Der Weg zur Wiederaufnahme in die katholische Kirche

Jedes Jahr finden in unserer Pfarrei Menschen den Weg zurück in die Kirche. Jede bzw. jeder Ausgetretene hat grundsätzlich das Recht auf diesen Wiedereintritt. Die Regeln für die Wiederaufnahme geben für das Verfahren eine klare Struktur vor.

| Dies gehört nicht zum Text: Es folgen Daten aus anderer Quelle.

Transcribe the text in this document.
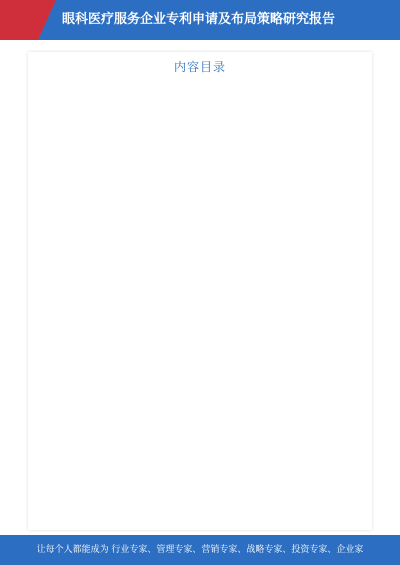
眼科医疗服务企业专利申请及布局策略研究报告
内容目录
让每个人都能成为 行业专家、管理专家、营销专家、战略专家、投资专家、企业家
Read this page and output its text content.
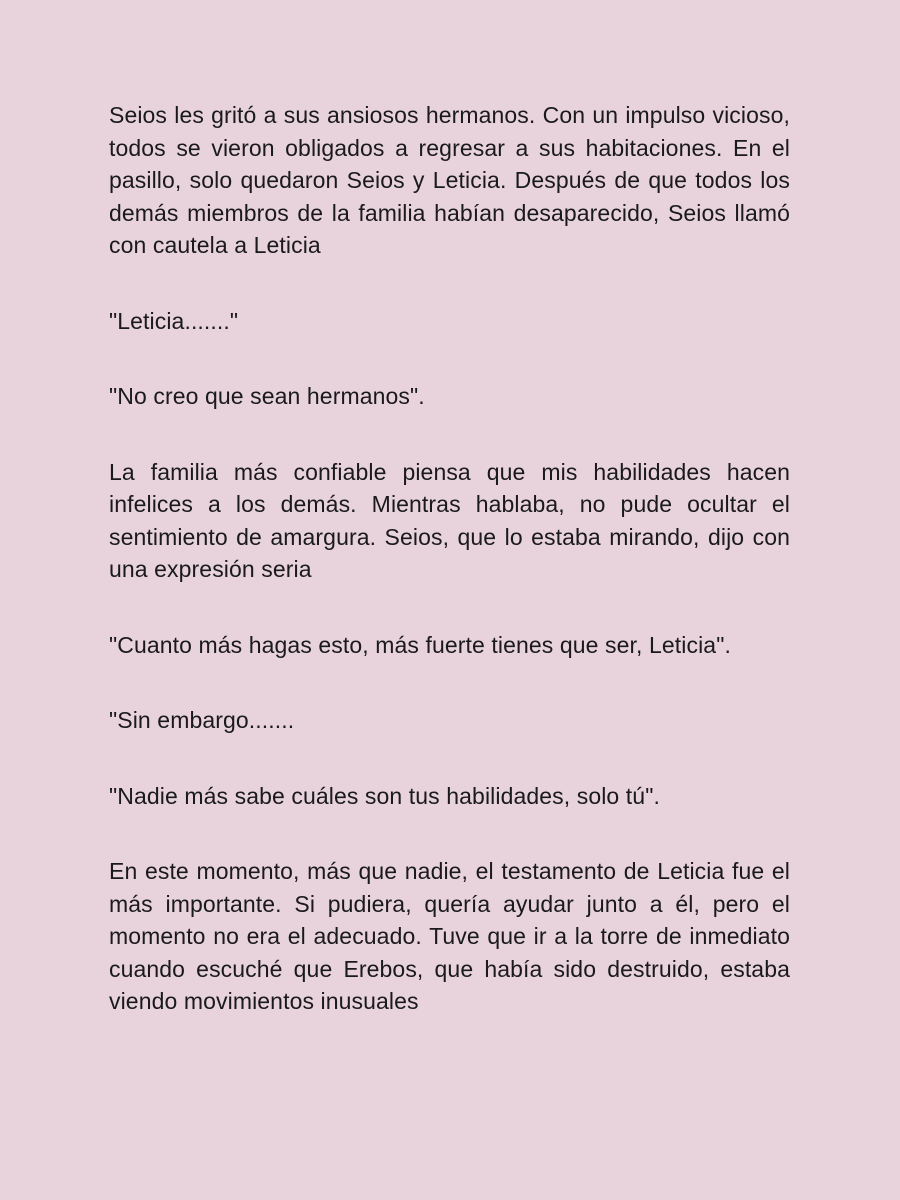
Seios les gritó a sus ansiosos hermanos. Con un impulso vicioso, todos se vieron obligados a regresar a sus habitaciones. En el pasillo, solo quedaron Seios y Leticia. Después de que todos los demás miembros de la familia habían desaparecido, Seios llamó con cautela a Leticia

"Leticia......."

"No creo que sean hermanos".

La familia más confiable piensa que mis habilidades hacen infelices a los demás. Mientras hablaba, no pude ocultar el sentimiento de amargura. Seios, que lo estaba mirando, dijo con una expresión seria

"Cuanto más hagas esto, más fuerte tienes que ser, Leticia".

"Sin embargo.......

"Nadie más sabe cuáles son tus habilidades, solo tú".

En este momento, más que nadie, el testamento de Leticia fue el más importante. Si pudiera, quería ayudar junto a él, pero el momento no era el adecuado. Tuve que ir a la torre de inmediato cuando escuché que Erebos, que había sido destruido, estaba viendo movimientos inusuales
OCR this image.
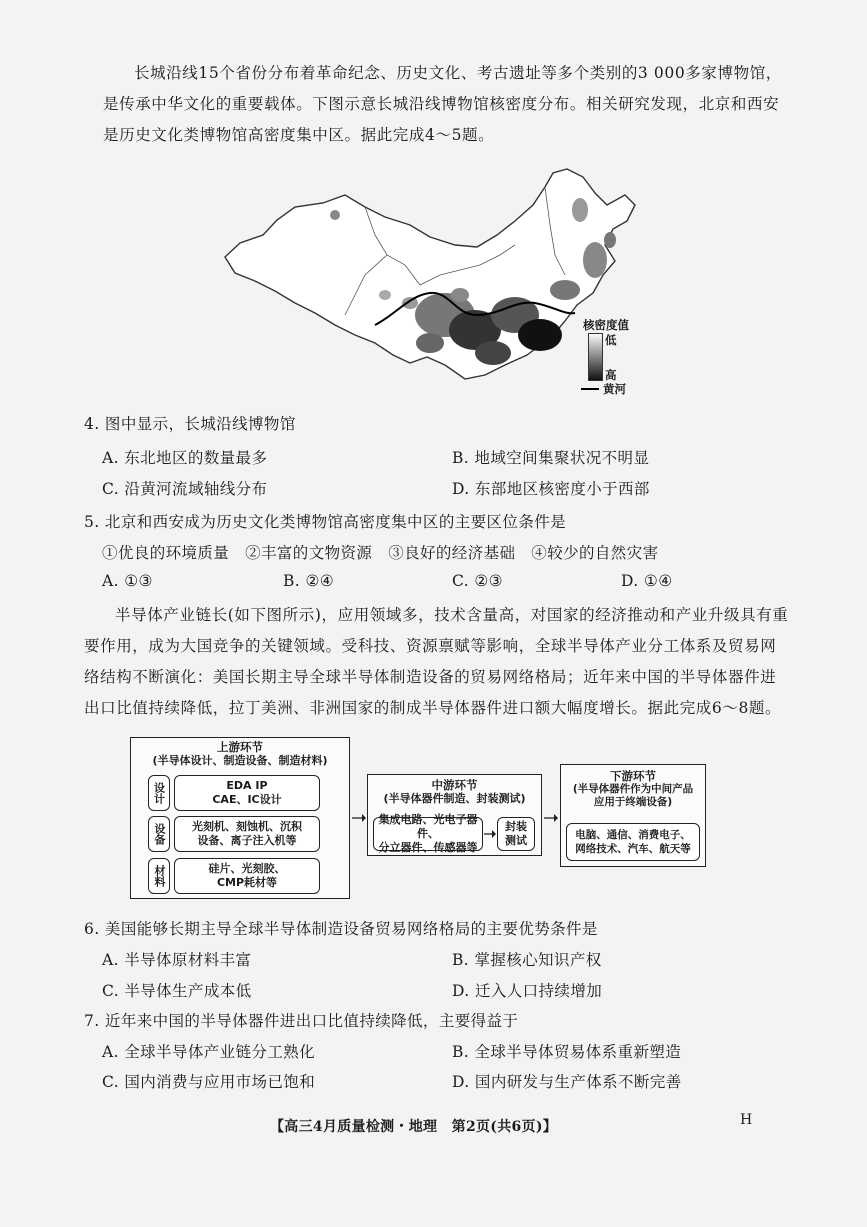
长城沿线15个省份分布着革命纪念、历史文化、考古遗址等多个类别的3 000多家博物馆，是传承中华文化的重要载体。下图示意长城沿线博物馆核密度分布。相关研究发现，北京和西安是历史文化类博物馆高密度集中区。据此完成4～5题。
核密度值
低
高
黄河
4. 图中显示，长城沿线博物馆
A. 东北地区的数量最多	B. 地域空间集聚状况不明显
C. 沿黄河流域轴线分布	D. 东部地区核密度小于西部
5. 北京和西安成为历史文化类博物馆高密度集中区的主要区位条件是
①优良的环境质量　②丰富的文物资源　③良好的经济基础　④较少的自然灾害
A. ①③	B. ②④	C. ②③	D. ①④
半导体产业链长(如下图所示)，应用领域多，技术含量高，对国家的经济推动和产业升级具有重要作用，成为大国竞争的关键领域。受科技、资源禀赋等影响，全球半导体产业分工体系及贸易网络结构不断演化：美国长期主导全球半导体制造设备的贸易网络格局；近年来中国的半导体器件进出口比值持续降低，拉丁美洲、非洲国家的制成半导体器件进口额大幅度增长。据此完成6～8题。
上游环节
(半导体设计、制造设备、制造材料)
设计	EDA IP
CAE、IC设计
设备	光刻机、刻蚀机、沉积
设备、离子注入机等
材料	硅片、光刻胶、
CMP耗材等
中游环节
(半导体器件制造、封装测试)
集成电路、光电子器件、
分立器件、传感器等
封装
测试
下游环节
(半导体器件作为中间产品
应用于终端设备)
电脑、通信、消费电子、
网络技术、汽车、航天等
6. 美国能够长期主导全球半导体制造设备贸易网络格局的主要优势条件是
A. 半导体原材料丰富	B. 掌握核心知识产权
C. 半导体生产成本低	D. 迁入人口持续增加
7. 近年来中国的半导体器件进出口比值持续降低，主要得益于
A. 全球半导体产业链分工熟化	B. 全球半导体贸易体系重新塑造
C. 国内消费与应用市场已饱和	D. 国内研发与生产体系不断完善
【高三4月质量检测・地理　第2页(共6页)】	H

Der Weg geht in der Regel über den Pfarrer, zu dem der oder die Wiedereintrittswillige Kontakt in einem ersten Gespräch sucht. Dieses Erstgespräch kann aber auch mit jedem anderen Priester, Diakon oder pastoralen Mitarbeiter bzw. jeder pastoralen Mitarbeiterin geführt werden. Inhalte sind die Frage nach dem Grund des einstigen Austritts wie die Beweggründe für den Weg zurück in die Kirche. Es handelt sich dabei also um ein Glaubensgespräch mit einem Seelsorger oder Seelsorgerin, bei dem die Gesprächspartner beidseitig bestimmen können, in welche Tiefe sie vordringen wollen.

Im Anschluss an das Gespräch wird ein Formular mit Angaben zur Person, zum Motiv des Glaubensgespräches und der Begründung des Wiedereintritts ausgefüllt. In diesem Zusammenhang muss auch geklärt werden, ob eine eventuell zwischenzeitliche Hochzeit kirchenrechtlich gültig ist oder ob die kirchliche Trauung noch nachgeholt werden muss. Denn erst dann darf der Wiedereingetretene wieder am sakramentalen Leben teilnehmen, insbesondere die Eucharistie empfangen. Dieser Antrag geht an das Bischöfliche Ordinariat in Limburg, wo die Daten überprüft werden. Die Genehmigung erfolgt in der Regel durch den Generalvikar.

Nach der Rückmeldung vom Bischöflichen Ordinariat findet ein erneutes Treffen mit dem oder der Wiedereintrittswilligen statt. Bei diesem Treffen wird der Wiedereintritt offiziell besiegelt. Während dieser Zeremonie erklärt der Wiedereintrittswillige noch einmal, dass er seinen ehemaligen Austritt bereut und wieder in der katholischen Kirche leben möchte. In welchem Rahmen eine solche Zeremonie stattfindet, bleibt der Entscheidung der handelnden Personen überlassen. Eine Feier im Rahmen eines Gottesdienstes ist ebenso möglich, wie ein Treffen im kleinen Rahmen. Der Pfarrer erteilt dem oder der Wiederaufzunehmenden dabei die Absolution von der Exkommunikation.

Im Anschluss wird die Wiederaufnahme verschiedenen Stellen gemeldet. Neben dem Taufpfarramt, dem Wohnsitzpfarramt, dem Einwohnermeldeamt und dem Finanzamt ist das gegebenenfalls das Standesamt.